Comme on vient de le voir, ces études se focalisent essentiellement sur les Chinois « visibles », que cette visibilité touche à la configuration urbaine (quartier chinois), économique (marché ethnique), ou même sociale (prostituées) de ce groupe. Ces trois dimensions de visibilité sont en général difficiles à distinguer dans la réalité. La concentration du commerce ethnique dans un lieu donné comme le « Triangle de Choisy, Belleville et Arts-et- Métiers/Temple » concentre la plupart des activités des migrants chinois. Pourtant, le quartier chinois n'est pas peuplé d'une majorité de Chinois.
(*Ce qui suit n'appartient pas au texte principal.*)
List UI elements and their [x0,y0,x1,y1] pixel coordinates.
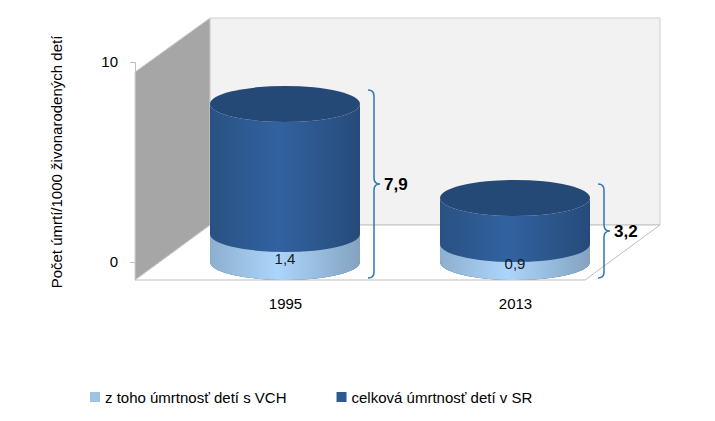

Ce fait nous permettra de réexaminer la définition du quartier chinois, et notamment de nous intéresser à la problématique du logement des migrants. Où habitent les migrants chinois ? A l'inverse de la situation du Chinatown, les quartiers résidentiels où habitent les Chinois sont toujours invisibles, et la vie quotidienne (y compris le temps du travail) et l’habitat de ces migrants restent peu connus. On perçoit le même décalage entre la présence urbaine dans les médias. On parle sans cesse du quartier chinois ou asiatique et de l’économie ethnique des Chinois, mais d’un autre côté, on dit que « les Chinois sont discrets ».

Cette recherche vise à étudier les Chinois invisibles, ou à rendre visibles les invisibles. Les Chinois invisibles sont peu étudiés et pourtant l’invisibilité constitue la forme principale d’existence des migrants chinois. En observant de près de ces migrants, nous pouvons saisir leur vie quotidienne en tant qu’agents sociaux, leurs pratiques quotidiennes, leurs expériences migratoires et leurs stratégies, tant dans le travail que dans l’habitat et mieux saisir la façon dont ils répondent à la régulation par les politiques migratoires et aux différentes exclusions dont ils sont victimes. En outre, on peut comprendre comment, en tant qu’habitants du quartier, ils s'insèrent dans le tissu social. D'une manière plus large, ce travail tente de mieux comprendre les Chinois en France et enrichir le tableau de l’immigration en France.